Earnings Ignite the Rally
The catalyst came on February 3, 2026, when Teradyne reported fourth-quarter results that blew past expectations. Revenue hit $1.08 billion, crushing the $983 million estimate and marking 44% year-over-year growth. Earnings per share of $1.80 easily topped the $1.38 consensus.
The stock jumped 18.44% in the week following earnings, reaching a 52-week high. That reaction triggered a wave of analyst upgrades, with 11 firms raising price targets. Susquehanna led the charge with a $335 target, while Stifel and UBS both went to $325.
AI Chip Testing Takes Center Stage
Teradyne’s business is simple: it makes automated test equipment for semiconductors. What’s changed is where the demand is coming from. CEO Greg Smith laid out the transformation on the earnings call: “In Q3, AI demand accounted for 40% to 50% of our revenue, and in Q4, it rose to over 60%. Looking ahead to Q1 of 2026, we anticipate that AI applications will drive upwards of 70% of our revenue.”
This isn’t just about testing more chips. It’s about testing the right chips. The company’s semiconductor test segment, which generated $883 million in Q4, is now heavily weighted toward compute and memory applications that power AI data centers. Smith noted that compute became the largest portion of revenue in 2025, experiencing 90% year-over-year growth.

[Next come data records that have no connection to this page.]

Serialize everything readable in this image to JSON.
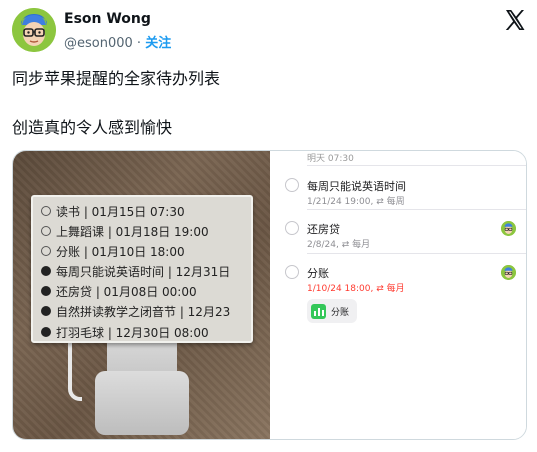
{
  "author": {
    "name": "Eson Wong",
    "handle": "@eson000",
    "separator": "·",
    "follow_label": "关注"
  },
  "icons": {
    "avatar": "avatar-glasses-cartoon",
    "x_logo": "x-logo-icon"
  },
  "tweet": {
    "line1": "同步苹果提醒的全家待办列表",
    "line2": "创造真的令人感到愉快"
  },
  "eink_rows": [
    {
      "text": "读书 | 01月15日 07:30",
      "done": false
    },
    {
      "text": "上舞蹈课 | 01月18日 19:00",
      "done": false
    },
    {
      "text": "分账 | 01月10日 18:00",
      "done": false
    },
    {
      "text": "每周只能说英语时间 | 12月31日",
      "done": true
    },
    {
      "text": "还房贷 | 01月08日 00:00",
      "done": true
    },
    {
      "text": "自然拼读教学之闭音节 | 12月23",
      "done": true
    },
    {
      "text": "打羽毛球 | 12月30日 08:00",
      "done": true
    }
  ],
  "reminders": {
    "top_fragment": "明天 07:30",
    "items": [
      {
        "title": "每周只能说英语时间",
        "date": "1/21/24 19:00",
        "repeat": "每周",
        "overdue": false
      },
      {
        "title": "还房贷",
        "date": "2/8/24",
        "repeat": "每月",
        "overdue": false
      },
      {
        "title": "分账",
        "date": "1/10/24 18:00",
        "repeat": "每月",
        "overdue": true
      }
    ],
    "chip_label": "分账",
    "repeat_symbol": "⇄"
  },
  "colors": {
    "accent": "#1d9bf0",
    "overdue": "#ff3b30",
    "chip_green": "#34c759"
  }
}
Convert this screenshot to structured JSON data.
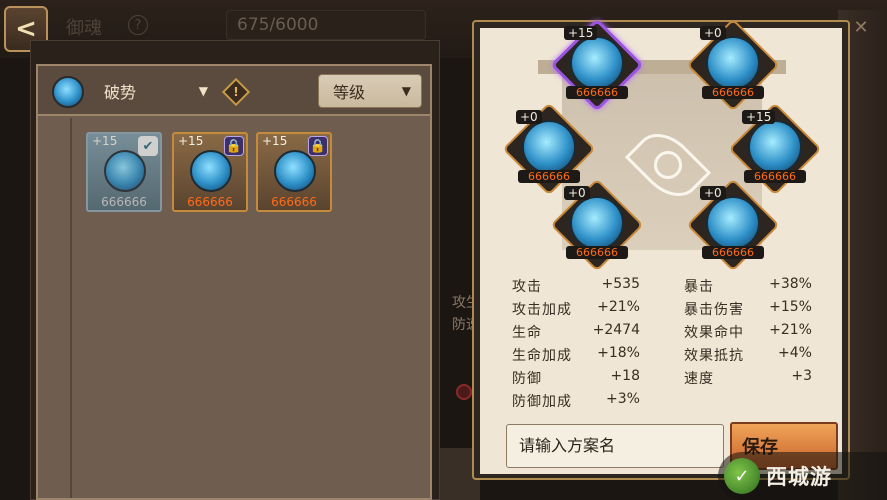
{
  "header": {
    "title": "御魂",
    "help_icon": "?",
    "counter": "675/6000",
    "back_label": "<"
  },
  "filters": {
    "type_label": "破势",
    "sort_label": "等级",
    "warn_icon": "!"
  },
  "inventory": [
    {
      "level": "+15",
      "stars": "666666",
      "badge": "✔",
      "badge_icon": "check-icon",
      "selected": true
    },
    {
      "level": "+15",
      "stars": "666666",
      "badge": "🔒",
      "badge_icon": "lock-icon",
      "selected": false
    },
    {
      "level": "+15",
      "stars": "666666",
      "badge": "🔒",
      "badge_icon": "lock-icon",
      "selected": false
    }
  ],
  "slots": [
    {
      "level": "+15",
      "stars": "666666",
      "active": true
    },
    {
      "level": "+0",
      "stars": "666666",
      "active": false
    },
    {
      "level": "+0",
      "stars": "666666",
      "active": false
    },
    {
      "level": "+15",
      "stars": "666666",
      "active": false
    },
    {
      "level": "+0",
      "stars": "666666",
      "active": false
    },
    {
      "level": "+0",
      "stars": "666666",
      "active": false
    }
  ],
  "stats_left": [
    {
      "label": "攻击",
      "value": "+535"
    },
    {
      "label": "攻击加成",
      "value": "+21%"
    },
    {
      "label": "生命",
      "value": "+2474"
    },
    {
      "label": "生命加成",
      "value": "+18%"
    },
    {
      "label": "防御",
      "value": "+18"
    },
    {
      "label": "防御加成",
      "value": "+3%"
    }
  ],
  "stats_right": [
    {
      "label": "暴击",
      "value": "+38%"
    },
    {
      "label": "暴击伤害",
      "value": "+15%"
    },
    {
      "label": "效果命中",
      "value": "+21%"
    },
    {
      "label": "效果抵抗",
      "value": "+4%"
    },
    {
      "label": "速度",
      "value": "+3"
    }
  ],
  "plan": {
    "input_value": "请输入方案名",
    "save_label": "保存"
  },
  "peek_text": "攻生防速",
  "watermark": {
    "logo": "✓",
    "text": "西城游"
  },
  "colors": {
    "accent_orange": "#c8893b",
    "active_purple": "#9b55e0",
    "parchment": "#efe6d5",
    "star_orange": "#ff6a1a"
  }
}
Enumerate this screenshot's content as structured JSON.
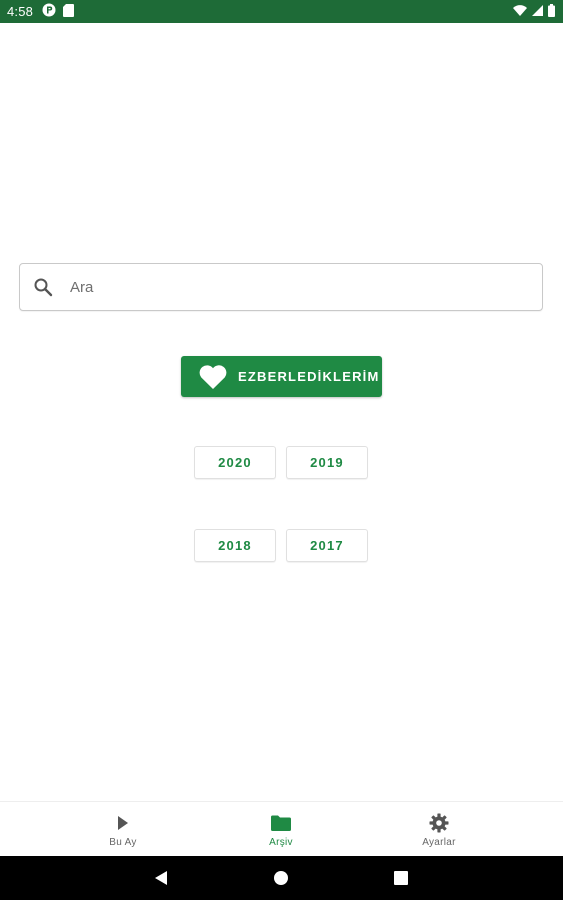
{
  "status_bar": {
    "time": "4:58",
    "icons": [
      "app-notification-icon",
      "sd-card-icon",
      "wifi-icon",
      "signal-icon",
      "battery-icon"
    ]
  },
  "search": {
    "placeholder": "Ara",
    "value": ""
  },
  "favorites_button": {
    "label": "EZBERLEDİKLERİM",
    "icon": "heart-icon"
  },
  "years": [
    "2020",
    "2019",
    "2018",
    "2017"
  ],
  "bottom_nav": {
    "items": [
      {
        "label": "Bu Ay",
        "icon": "play-icon",
        "active": false
      },
      {
        "label": "Arşiv",
        "icon": "folder-icon",
        "active": true
      },
      {
        "label": "Ayarlar",
        "icon": "gear-icon",
        "active": false
      }
    ]
  },
  "system_nav": [
    "back-icon",
    "home-icon",
    "recents-icon"
  ],
  "colors": {
    "primary": "#1f8a44",
    "status_bar": "#1e6b37",
    "nav_inactive": "#666666"
  }
}
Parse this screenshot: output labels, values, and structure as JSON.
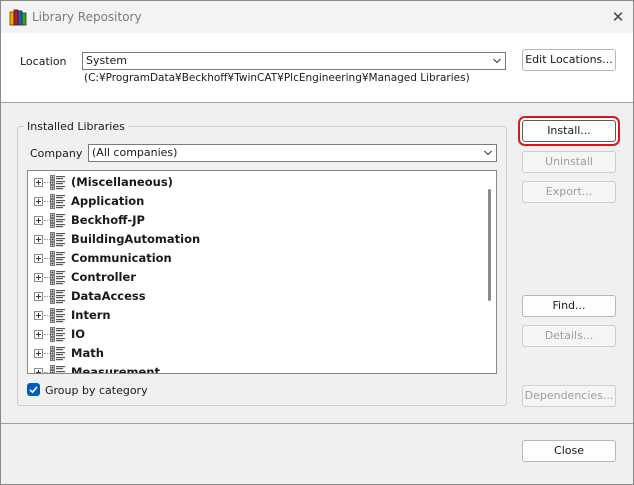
{
  "window": {
    "title": "Library Repository",
    "close_glyph": "✕",
    "app_icon": "library-books-icon"
  },
  "location": {
    "label": "Location",
    "value": "System",
    "path": "(C:¥ProgramData¥Beckhoff¥TwinCAT¥PlcEngineering¥Managed Libraries)",
    "edit_button": "Edit Locations..."
  },
  "installed": {
    "group_title": "Installed Libraries",
    "company_label": "Company",
    "company_value": "(All companies)",
    "categories": [
      "(Miscellaneous)",
      "Application",
      "Beckhoff-JP",
      "BuildingAutomation",
      "Communication",
      "Controller",
      "DataAccess",
      "Intern",
      "IO",
      "Math",
      "Measurement"
    ],
    "group_by_category_label": "Group by category",
    "group_by_category_checked": true
  },
  "actions": {
    "install": "Install...",
    "uninstall": "Uninstall",
    "export": "Export...",
    "find": "Find...",
    "details": "Details...",
    "dependencies": "Dependencies...",
    "close": "Close"
  },
  "colors": {
    "highlight": "#e0141e",
    "checkbox": "#005fb8"
  }
}
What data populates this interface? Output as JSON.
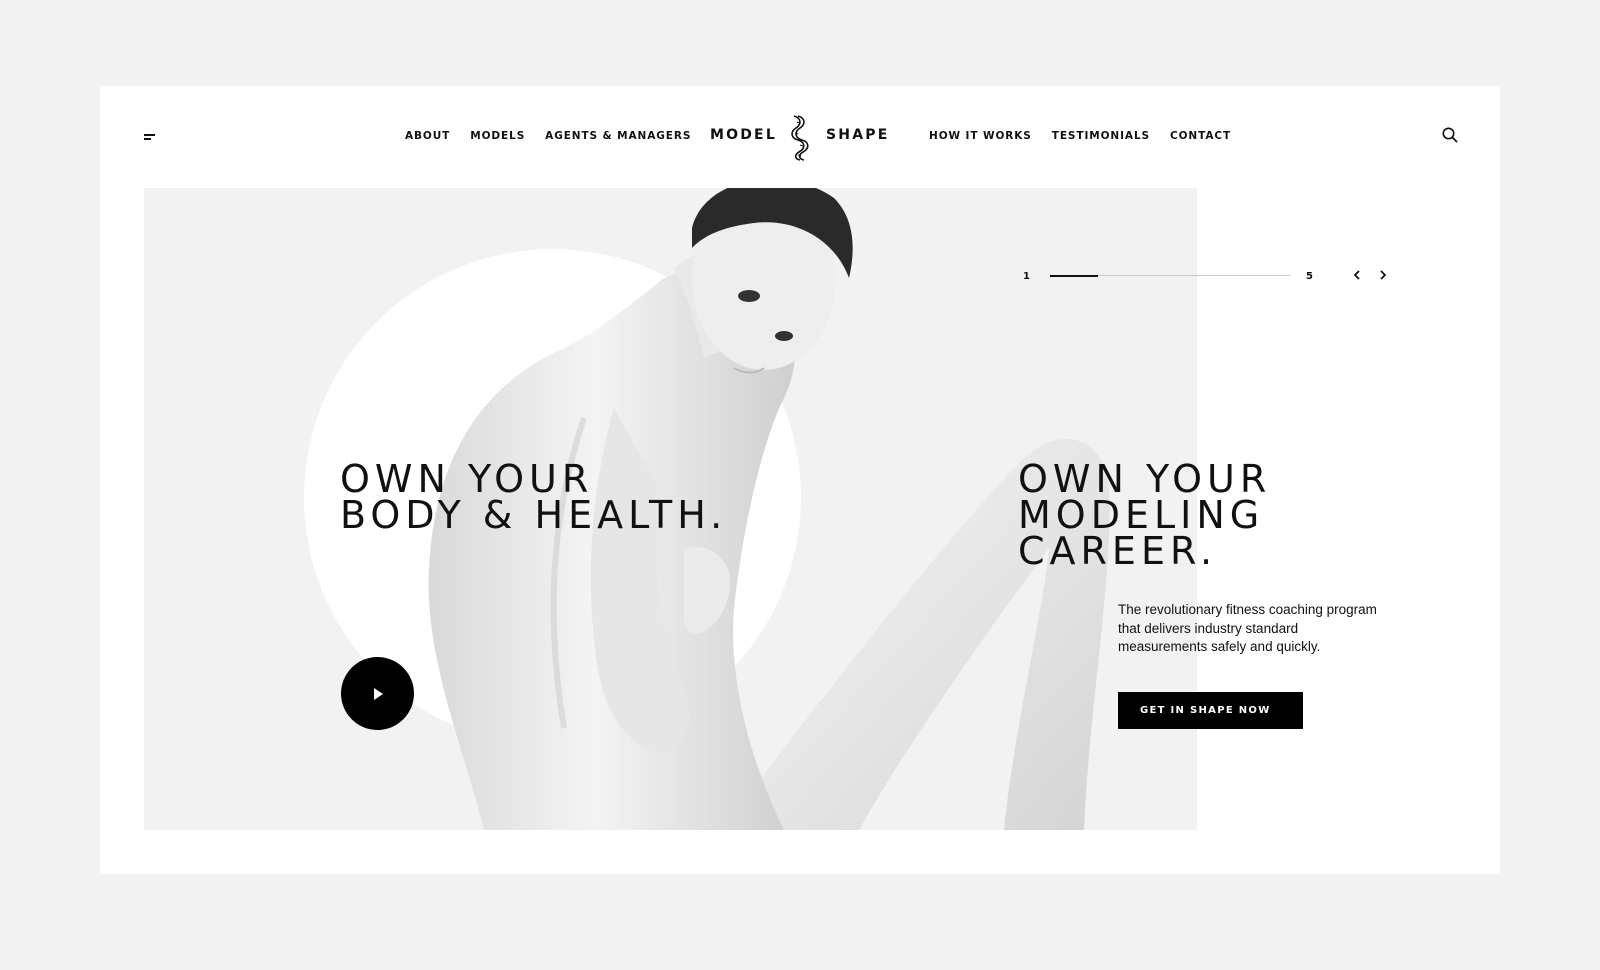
{
  "brand": {
    "name_left": "MODEL",
    "name_right": "SHAPE",
    "logo_icon": "measuring-tape-icon"
  },
  "nav": {
    "left": [
      {
        "label": "ABOUT"
      },
      {
        "label": "MODELS"
      },
      {
        "label": "AGENTS & MANAGERS"
      }
    ],
    "right": [
      {
        "label": "HOW IT WORKS"
      },
      {
        "label": "TESTIMONIALS"
      },
      {
        "label": "CONTACT"
      }
    ]
  },
  "header": {
    "menu_icon": "hamburger-menu-icon",
    "search_icon": "search-icon"
  },
  "hero": {
    "headline_left": "OWN YOUR\nBODY & HEALTH.",
    "headline_right": "OWN YOUR\nMODELING\nCAREER.",
    "description": "The revolutionary fitness coaching program that delivers industry standard measurements safely and quickly.",
    "cta_label": "GET IN SHAPE NOW",
    "play_icon": "play-icon"
  },
  "slider": {
    "current": "1",
    "total": "5",
    "progress": 0.2,
    "prev_icon": "chevron-left-icon",
    "next_icon": "chevron-right-icon"
  },
  "colors": {
    "page_background": "#f2f2f2",
    "card_background": "#ffffff",
    "hero_background": "#f2f2f2",
    "primary": "#000000",
    "text": "#111111"
  }
}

The company is also making progress on merchant GPU testing, a market currently dominated by competitors. While Q1 guidance doesn’t include revenue from this segment, Smith expects “an impact more in the second half of 2026” as production qualifications are completed.
What’s Next for 2026
Management guided Q1 revenue to $1.15 billion to $1.25 billion, which would represent another record quarter. But there’s a catch. CFO Michelle Turner cautioned investors about “the lumpiness of this new sales pattern” tied to AI infrastructure buildouts. Smith added that the company expects “a 2 to 3 quarter surge that may lead to a shorter period of digestion afterward.”
The full-year picture is harder to pin down. Management expects 2026 sales to be front-half weighted, the inverse of 2025’s 40/60 split. The semiconductor test market could grow 20% to 40% in 2026, but visibility into the second half remains limited.
Teradyne’s rally reflects real business momentum driven by AI chip testing demand. The question is whether current levels, trading at a forward P/E of 53x, already price in that growth. If AI infrastructure spending sustains through the year, Teradyne’s positioned to capture it. If that spending moderates in the second half as management suggests, the stock’s recent gains may prove harder to justify.